傻呀!他觉得自己好傻!等了一年,盼了一年,等来、盼来的,却是这般难堪而可悲的结果,他为的是什么?
不值,真的不值!
听着他一字字含悲带恨的倾诉,她掩住唇,不让自己啜泣出声。
她伤了他,而且伤的好深、好深……
心口沉沉地揪疼,她有苦难言,只能化诸无声的泪往心底流。
“说完该说的,还尽该还的,我问心无愧。只想让你知道,我没负你,为了你,我做得够多了,今天是你负了我!”

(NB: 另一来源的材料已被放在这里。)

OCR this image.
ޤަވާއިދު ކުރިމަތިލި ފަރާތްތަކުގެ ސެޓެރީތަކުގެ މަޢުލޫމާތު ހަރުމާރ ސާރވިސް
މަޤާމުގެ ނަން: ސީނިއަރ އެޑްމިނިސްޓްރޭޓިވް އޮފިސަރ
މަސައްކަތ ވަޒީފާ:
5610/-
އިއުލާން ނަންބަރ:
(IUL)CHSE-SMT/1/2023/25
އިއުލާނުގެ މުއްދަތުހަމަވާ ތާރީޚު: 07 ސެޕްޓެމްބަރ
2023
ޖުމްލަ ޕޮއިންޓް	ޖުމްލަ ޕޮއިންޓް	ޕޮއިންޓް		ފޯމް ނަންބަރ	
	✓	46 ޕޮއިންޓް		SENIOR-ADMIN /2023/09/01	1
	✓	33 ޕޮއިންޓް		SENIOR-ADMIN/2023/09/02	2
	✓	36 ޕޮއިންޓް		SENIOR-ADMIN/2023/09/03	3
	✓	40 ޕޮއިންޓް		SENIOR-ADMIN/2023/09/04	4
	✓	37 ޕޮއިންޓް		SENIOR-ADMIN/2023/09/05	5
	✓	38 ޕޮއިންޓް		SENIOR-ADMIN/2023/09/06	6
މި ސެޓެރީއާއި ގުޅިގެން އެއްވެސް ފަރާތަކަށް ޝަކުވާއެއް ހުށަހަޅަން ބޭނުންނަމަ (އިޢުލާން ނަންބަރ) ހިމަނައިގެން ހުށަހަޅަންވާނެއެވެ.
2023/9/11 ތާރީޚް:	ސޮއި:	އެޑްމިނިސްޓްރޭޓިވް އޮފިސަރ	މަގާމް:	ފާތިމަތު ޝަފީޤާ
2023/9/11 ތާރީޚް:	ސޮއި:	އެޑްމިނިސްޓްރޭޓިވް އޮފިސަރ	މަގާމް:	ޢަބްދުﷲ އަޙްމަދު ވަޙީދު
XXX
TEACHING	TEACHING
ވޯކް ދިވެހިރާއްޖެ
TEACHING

他抚上热辣发烫的面颊,似要将那痛往心里藏,深刻记住。“你这一掌打醒了我,既然这是你所选择的,好!我成全。柳心棠,你我就此恩断情绝!”
深深看了她一眼,他不再眷恋,挺直了背脊,一步步绝然而去,永不回头!
就在他背身之后,所有的力气一瞬间自她身上抽离,她瘫软无力地跌坐地面,一颗颗收不住的泪掉了下来。
允淮、允淮、允淮……
一声又一声,她在心中叹上千万遍。
不是我无情,而是命运捉弄,苍天不仁啊!
她不想害了他,不想他毁在她手中,更不想他尝到和她一样的苦……他到底懂不懂?
是啊,他是有资格怨她,她也情愿他怨她,唯有斩断一切,他才能解脱,虽然代价是他刺骨的恨……
第五章
春日暖阳,照拂不了他心中阴晦冰冷的角落。
朱允淮搞不懂自己现在怎么会坐在这个地方。
一个月来,他的沉郁更甚往日,也许是这样的他,引起了父皇的忧心吧!他藉着例年固定在上林苑举办的春宴狩猎,要朱玄隶务必劝他出来散散心。
“去嘛、去嘛!你连这种场合都不露面,未免太混了吧?人家君臣同欢,就独缺你这不上道的太子,你自己说,交代的过去吗?”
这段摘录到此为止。